How queries with GROUP BY are executed

This section uses the ROLLUP sub-clause of the GROUP BY clause in the explanation and example. For more information on the ROLLUP clause, see Using ROLLUP and CUBE.

Consider a single-table query of the following form:

SELECT select-list
   FROM table
   WHERE where-search-condition
   GROUP BY [ group-by-expression | ROLLUP (group-by-expression) ]
   HAVING having-search-condition

This query is executed in the following manner:

  1. Apply the WHERE clause

    This generates an intermediate result that contains only some of the rows of the table.

    The intermediate result contains a subset of rows from the table.
  2. Partition the result into groups

    This action generates an intermediate result with one row for each group as dictated by the GROUP BY clause. Each generated row contains the group-by-expression for each group, and the computed aggregate functions in the select-list and having-search-condition.

    A second intermediate result is made smaller by the application of the GROUP BY clause.
  3. Apply any ROLLUP operation

    Subtotal rows computed as part of a ROLLUP operation are added to the result set.

  4. Apply the HAVING clause

    Any rows from this second intermediate result that do not meet the criteria of the HAVING clause are removed at this point.

  5. Project out the results to display

    This action takes from step 3 only those columns that need to be displayed in the result set of the query—that is, it takes only those columns corresponding to the expressions from the select-list.

    The final result set is a projection of the second intermediate result set.

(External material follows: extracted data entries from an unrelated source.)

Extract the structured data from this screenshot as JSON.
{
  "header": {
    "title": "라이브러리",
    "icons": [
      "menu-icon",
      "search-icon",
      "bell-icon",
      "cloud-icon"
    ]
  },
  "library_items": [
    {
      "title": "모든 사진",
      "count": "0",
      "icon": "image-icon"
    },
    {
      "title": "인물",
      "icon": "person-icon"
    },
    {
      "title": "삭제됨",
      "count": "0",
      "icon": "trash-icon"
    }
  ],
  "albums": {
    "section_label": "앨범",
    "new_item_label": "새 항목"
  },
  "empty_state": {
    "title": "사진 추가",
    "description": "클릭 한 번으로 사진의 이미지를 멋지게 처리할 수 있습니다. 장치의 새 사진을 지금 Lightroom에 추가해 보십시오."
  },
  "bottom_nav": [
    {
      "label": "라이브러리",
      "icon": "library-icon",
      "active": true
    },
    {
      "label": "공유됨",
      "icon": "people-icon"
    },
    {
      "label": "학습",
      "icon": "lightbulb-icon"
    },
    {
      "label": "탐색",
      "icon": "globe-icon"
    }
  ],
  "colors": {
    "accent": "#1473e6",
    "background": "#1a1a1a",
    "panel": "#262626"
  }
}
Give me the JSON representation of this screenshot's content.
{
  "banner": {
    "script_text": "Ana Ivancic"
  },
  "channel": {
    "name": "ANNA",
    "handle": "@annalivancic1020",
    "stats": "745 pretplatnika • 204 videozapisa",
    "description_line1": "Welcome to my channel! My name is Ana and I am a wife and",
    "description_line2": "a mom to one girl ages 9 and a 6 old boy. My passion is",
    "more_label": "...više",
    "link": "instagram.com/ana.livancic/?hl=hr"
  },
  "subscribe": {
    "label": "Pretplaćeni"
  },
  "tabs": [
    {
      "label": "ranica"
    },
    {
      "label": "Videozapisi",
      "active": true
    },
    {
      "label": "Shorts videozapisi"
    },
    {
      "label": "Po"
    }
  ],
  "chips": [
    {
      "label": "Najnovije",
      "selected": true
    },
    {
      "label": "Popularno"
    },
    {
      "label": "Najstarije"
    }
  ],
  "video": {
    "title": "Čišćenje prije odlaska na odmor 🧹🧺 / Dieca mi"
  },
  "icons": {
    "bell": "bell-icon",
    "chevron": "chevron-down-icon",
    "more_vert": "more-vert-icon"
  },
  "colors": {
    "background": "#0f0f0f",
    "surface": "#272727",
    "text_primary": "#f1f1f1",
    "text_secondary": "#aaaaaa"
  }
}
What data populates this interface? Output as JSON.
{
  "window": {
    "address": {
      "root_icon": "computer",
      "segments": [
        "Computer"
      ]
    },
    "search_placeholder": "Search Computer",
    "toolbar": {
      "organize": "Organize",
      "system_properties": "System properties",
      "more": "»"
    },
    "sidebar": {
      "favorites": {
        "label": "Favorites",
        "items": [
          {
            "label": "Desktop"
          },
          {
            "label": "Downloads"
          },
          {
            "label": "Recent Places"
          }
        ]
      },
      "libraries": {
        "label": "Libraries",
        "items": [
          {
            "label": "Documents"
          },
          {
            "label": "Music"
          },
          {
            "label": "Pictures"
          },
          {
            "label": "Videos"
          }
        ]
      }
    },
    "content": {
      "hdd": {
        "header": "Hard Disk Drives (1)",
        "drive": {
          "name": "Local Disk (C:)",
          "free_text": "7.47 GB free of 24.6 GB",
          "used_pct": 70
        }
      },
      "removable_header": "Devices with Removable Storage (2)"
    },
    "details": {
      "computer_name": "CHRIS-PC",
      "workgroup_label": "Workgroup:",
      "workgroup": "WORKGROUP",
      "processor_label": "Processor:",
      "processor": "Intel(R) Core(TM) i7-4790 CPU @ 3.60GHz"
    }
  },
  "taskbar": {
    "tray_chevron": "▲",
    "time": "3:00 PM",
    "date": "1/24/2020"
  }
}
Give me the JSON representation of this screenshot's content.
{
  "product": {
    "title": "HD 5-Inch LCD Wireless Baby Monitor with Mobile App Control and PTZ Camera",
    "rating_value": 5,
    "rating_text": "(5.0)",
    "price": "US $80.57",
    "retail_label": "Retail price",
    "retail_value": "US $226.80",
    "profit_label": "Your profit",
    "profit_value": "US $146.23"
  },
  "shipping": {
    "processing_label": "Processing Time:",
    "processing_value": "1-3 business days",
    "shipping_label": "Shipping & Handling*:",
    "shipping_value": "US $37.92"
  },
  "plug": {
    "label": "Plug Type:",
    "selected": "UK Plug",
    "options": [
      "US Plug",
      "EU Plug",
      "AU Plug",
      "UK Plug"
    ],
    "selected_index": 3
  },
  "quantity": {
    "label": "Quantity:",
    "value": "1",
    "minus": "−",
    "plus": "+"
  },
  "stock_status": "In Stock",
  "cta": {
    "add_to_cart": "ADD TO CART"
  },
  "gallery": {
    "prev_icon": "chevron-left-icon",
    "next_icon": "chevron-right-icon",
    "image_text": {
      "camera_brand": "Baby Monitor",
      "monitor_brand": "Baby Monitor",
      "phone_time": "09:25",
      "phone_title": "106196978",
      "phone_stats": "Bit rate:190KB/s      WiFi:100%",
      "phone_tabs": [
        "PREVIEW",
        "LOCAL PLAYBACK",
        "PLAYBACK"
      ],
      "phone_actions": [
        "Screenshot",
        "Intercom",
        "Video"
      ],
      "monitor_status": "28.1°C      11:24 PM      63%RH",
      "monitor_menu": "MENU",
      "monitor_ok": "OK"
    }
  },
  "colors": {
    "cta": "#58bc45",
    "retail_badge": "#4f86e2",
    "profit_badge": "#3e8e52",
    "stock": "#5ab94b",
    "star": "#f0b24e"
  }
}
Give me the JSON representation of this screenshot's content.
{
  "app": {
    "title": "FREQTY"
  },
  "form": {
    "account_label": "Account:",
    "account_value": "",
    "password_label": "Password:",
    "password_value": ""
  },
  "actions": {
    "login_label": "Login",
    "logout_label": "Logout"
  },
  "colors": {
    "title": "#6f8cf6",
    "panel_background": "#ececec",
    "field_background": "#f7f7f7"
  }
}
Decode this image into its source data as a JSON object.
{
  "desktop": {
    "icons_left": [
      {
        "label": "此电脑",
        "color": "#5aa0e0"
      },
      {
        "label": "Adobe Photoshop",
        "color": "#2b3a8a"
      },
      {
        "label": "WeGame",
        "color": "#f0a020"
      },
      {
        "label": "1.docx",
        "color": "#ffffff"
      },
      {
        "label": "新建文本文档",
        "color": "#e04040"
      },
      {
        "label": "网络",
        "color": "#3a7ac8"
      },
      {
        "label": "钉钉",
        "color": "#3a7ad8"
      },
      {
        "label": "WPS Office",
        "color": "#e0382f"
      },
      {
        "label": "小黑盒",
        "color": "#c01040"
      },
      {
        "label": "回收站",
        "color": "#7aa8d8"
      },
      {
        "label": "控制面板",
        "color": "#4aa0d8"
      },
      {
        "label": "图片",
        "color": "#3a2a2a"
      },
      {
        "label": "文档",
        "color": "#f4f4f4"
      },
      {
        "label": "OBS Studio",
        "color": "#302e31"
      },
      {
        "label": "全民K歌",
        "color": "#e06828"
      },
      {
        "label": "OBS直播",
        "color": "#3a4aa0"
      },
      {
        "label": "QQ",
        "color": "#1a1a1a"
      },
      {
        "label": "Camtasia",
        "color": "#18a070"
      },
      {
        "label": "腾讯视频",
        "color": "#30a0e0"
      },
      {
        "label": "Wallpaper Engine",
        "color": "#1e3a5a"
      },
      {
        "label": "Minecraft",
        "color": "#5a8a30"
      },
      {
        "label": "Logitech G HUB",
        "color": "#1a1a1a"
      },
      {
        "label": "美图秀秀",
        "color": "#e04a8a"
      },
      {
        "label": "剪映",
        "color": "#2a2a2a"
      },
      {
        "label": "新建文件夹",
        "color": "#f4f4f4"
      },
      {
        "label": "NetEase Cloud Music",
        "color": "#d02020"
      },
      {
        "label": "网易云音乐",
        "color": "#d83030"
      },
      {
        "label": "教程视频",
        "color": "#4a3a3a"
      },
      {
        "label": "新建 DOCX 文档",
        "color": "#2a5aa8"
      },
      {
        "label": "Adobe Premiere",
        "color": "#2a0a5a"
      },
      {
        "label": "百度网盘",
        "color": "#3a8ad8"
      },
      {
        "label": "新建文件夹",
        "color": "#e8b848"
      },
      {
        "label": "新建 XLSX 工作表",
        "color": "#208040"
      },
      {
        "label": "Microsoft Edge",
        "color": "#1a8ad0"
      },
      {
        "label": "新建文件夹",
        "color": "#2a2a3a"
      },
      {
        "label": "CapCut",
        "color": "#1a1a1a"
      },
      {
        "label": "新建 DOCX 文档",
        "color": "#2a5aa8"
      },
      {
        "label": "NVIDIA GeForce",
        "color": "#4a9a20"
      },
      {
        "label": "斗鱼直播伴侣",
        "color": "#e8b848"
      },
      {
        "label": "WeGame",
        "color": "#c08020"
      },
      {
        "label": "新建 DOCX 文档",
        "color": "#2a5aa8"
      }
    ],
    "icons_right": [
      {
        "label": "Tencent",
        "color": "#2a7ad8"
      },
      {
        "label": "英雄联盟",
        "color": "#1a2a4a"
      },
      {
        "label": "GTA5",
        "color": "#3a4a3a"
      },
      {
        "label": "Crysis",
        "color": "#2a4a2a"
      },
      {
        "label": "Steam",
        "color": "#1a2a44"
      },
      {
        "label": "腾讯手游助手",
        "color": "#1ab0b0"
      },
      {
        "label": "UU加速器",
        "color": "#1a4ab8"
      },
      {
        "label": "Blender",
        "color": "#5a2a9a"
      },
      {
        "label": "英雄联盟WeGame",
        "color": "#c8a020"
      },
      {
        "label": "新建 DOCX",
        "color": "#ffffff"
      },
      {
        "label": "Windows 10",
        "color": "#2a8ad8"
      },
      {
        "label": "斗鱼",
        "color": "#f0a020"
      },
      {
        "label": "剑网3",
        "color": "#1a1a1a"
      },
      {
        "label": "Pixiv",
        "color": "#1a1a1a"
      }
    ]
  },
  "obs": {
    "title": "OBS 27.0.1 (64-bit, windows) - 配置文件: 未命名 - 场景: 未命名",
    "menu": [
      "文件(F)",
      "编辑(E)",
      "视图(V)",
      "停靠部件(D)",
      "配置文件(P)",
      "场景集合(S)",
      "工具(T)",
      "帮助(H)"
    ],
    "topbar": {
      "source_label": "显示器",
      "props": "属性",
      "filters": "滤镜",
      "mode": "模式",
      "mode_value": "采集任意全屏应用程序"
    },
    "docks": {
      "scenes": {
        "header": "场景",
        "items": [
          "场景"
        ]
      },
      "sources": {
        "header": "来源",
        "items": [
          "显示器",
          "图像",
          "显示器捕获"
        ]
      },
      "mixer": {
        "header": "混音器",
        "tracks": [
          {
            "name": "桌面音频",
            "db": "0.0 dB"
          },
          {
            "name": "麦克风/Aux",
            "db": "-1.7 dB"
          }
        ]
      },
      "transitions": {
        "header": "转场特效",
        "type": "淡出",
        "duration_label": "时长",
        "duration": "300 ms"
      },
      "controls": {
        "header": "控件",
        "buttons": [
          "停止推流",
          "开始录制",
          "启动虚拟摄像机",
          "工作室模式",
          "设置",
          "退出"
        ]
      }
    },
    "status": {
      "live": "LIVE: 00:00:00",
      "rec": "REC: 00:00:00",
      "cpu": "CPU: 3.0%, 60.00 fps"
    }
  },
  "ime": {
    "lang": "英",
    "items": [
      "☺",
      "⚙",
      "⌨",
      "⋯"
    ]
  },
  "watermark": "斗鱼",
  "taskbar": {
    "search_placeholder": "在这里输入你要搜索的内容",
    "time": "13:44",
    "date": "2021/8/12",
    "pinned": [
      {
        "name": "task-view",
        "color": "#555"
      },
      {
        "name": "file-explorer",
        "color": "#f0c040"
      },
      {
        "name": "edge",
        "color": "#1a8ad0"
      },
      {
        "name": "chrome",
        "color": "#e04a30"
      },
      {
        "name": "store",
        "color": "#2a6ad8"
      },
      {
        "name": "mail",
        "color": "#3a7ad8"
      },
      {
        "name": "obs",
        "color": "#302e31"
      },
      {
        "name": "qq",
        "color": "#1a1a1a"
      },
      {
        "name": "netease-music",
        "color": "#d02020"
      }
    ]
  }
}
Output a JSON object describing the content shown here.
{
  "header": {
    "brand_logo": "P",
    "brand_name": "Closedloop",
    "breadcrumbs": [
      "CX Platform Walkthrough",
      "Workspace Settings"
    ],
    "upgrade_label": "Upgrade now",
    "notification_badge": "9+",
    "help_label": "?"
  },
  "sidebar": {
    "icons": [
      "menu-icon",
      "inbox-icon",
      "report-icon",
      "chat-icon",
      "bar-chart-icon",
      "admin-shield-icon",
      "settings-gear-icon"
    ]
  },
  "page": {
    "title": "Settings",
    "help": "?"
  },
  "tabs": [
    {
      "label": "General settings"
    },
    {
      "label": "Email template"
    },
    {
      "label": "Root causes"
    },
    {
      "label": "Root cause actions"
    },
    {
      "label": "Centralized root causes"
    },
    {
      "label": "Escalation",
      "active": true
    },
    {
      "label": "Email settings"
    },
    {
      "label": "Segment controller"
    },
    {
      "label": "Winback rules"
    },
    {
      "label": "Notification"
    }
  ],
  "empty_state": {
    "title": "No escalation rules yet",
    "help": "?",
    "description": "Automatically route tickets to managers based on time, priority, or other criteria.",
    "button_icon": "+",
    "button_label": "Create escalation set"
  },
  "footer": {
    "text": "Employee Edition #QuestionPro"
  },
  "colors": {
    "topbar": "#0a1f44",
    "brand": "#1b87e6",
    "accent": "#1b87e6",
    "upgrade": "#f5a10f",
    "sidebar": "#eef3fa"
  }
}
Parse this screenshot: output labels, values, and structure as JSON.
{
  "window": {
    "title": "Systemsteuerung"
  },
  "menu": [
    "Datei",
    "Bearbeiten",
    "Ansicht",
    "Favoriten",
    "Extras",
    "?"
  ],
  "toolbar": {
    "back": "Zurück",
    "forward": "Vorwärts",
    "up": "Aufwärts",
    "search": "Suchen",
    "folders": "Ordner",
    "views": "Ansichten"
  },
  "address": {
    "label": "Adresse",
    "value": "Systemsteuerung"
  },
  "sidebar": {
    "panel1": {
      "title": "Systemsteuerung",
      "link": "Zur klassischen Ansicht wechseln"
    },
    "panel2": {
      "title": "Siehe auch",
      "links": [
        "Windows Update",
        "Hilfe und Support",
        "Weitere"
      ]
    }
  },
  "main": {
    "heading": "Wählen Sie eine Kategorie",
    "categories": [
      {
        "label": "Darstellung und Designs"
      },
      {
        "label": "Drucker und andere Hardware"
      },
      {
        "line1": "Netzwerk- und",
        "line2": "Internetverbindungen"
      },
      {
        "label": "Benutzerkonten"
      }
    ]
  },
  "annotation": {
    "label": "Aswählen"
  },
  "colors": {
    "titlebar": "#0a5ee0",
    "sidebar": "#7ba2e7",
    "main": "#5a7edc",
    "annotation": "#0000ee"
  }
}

This process makes requirements on queries with a GROUP BY clause:

  • The WHERE clause is evaluated first. Therefore, any aggregate functions are evaluated only over those rows that satisfy the WHERE clause.
  • The final result set is built from the second intermediate result, which holds the partitioned rows. The second intermediate result holds rows corresponding to the group-by-expression. Therefore, if an expression that is not an aggregate function appears in the select-list, then it must also appear in the group-by-expression. No function evaluation can be performed during the projection step.
  • An expression can be included in the group-by-expression but not in the select-list. It is projected out in the result.